Le choix se porte sur la Martinique, où, par chance, se trouve Matthieu Jones, patron de la société Alternative Sailing (location de voiliers) et armateur du Class40 du même nom (qu’il a co-skippé avec Estelle Greck sur la dernière Transat Jacques Vabre). Ce dernier dégote un Lagoon 450F, tandis que sur place, l’équipe d’Alternative Sailing, en liaison avec Romain Gayant, préparateur du Class40, trouve le matériel nécessaire au remorquage et quelqu’un pour l’avitaillement. L’équipe normande (Cédric Chateau, Guillaume Pirouelle, Christophe Thébaud, Romain Gayant, Timothé Polet, Philippe Corson, Marie-Armelle Thébaud) s’envole pour la Martinique le mercredi 13 et appareille du Marin le lendemain pour rejoindre le Class40, distant de 950 milles.
Après cinq jours de mer, il établit enfin le contact visuel avec le bateau, sur lequel montent Guillaume Pirouelle et Romain Gayant. “C’était un peu le désordre, décrit le premier, avec pas mal d’eau et de gasoil partout, parce que des bidons avaient fui.

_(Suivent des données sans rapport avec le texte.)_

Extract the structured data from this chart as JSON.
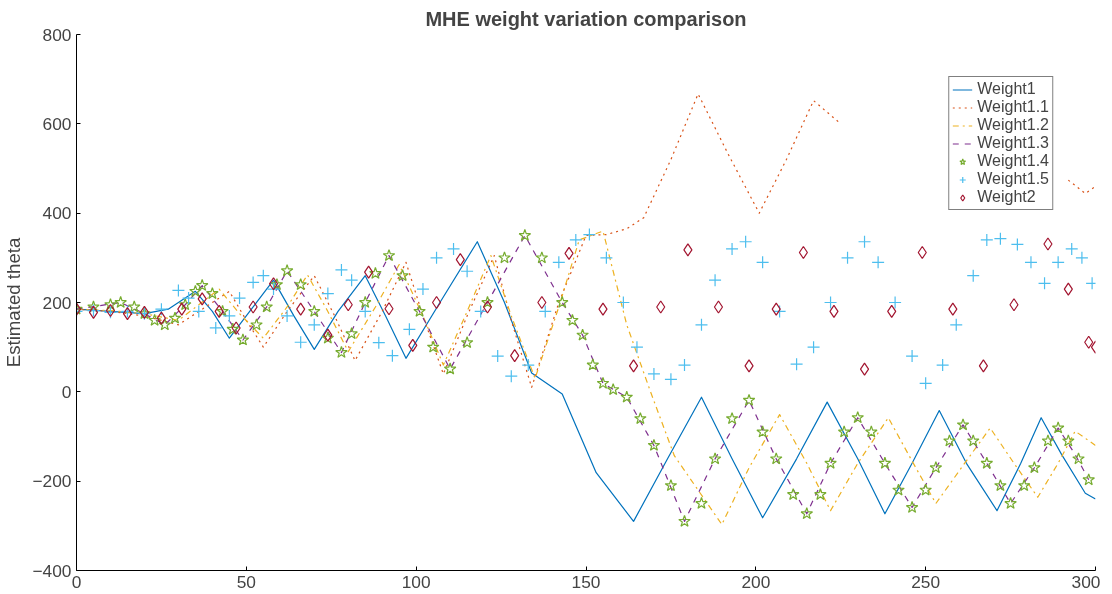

Ce n’était pas possible de passer la nuit à bord, ce qui était notre première intention pour être sûr que tout se passe bien.” Après quelques essais de tractage, la « caravane » se met en route à la nuit tombée vers la Martinique où elle devrait arriver entre lundi et mardi prochains.
La suite ? “On explore toutes les options, notamment parce qu’on a des doutes sur l’intégrité du mât, une barre de flèche s’est cassée pendant le transbordement et il a peut-être été abîmé par la foudre”, répond le skipper. Qui sait qu’il devra faire l’impasse sur la première partie de saison. “C’est une grosse déception car on allait passer à la phase de développement et d’amélioration des performances. On n’a pas eu beaucoup de chance, j’ai lu que la probabilité de prendre la foudre était d’une sur un million, mais en même temps, on est très contents d’avoir récupéré le bateau.”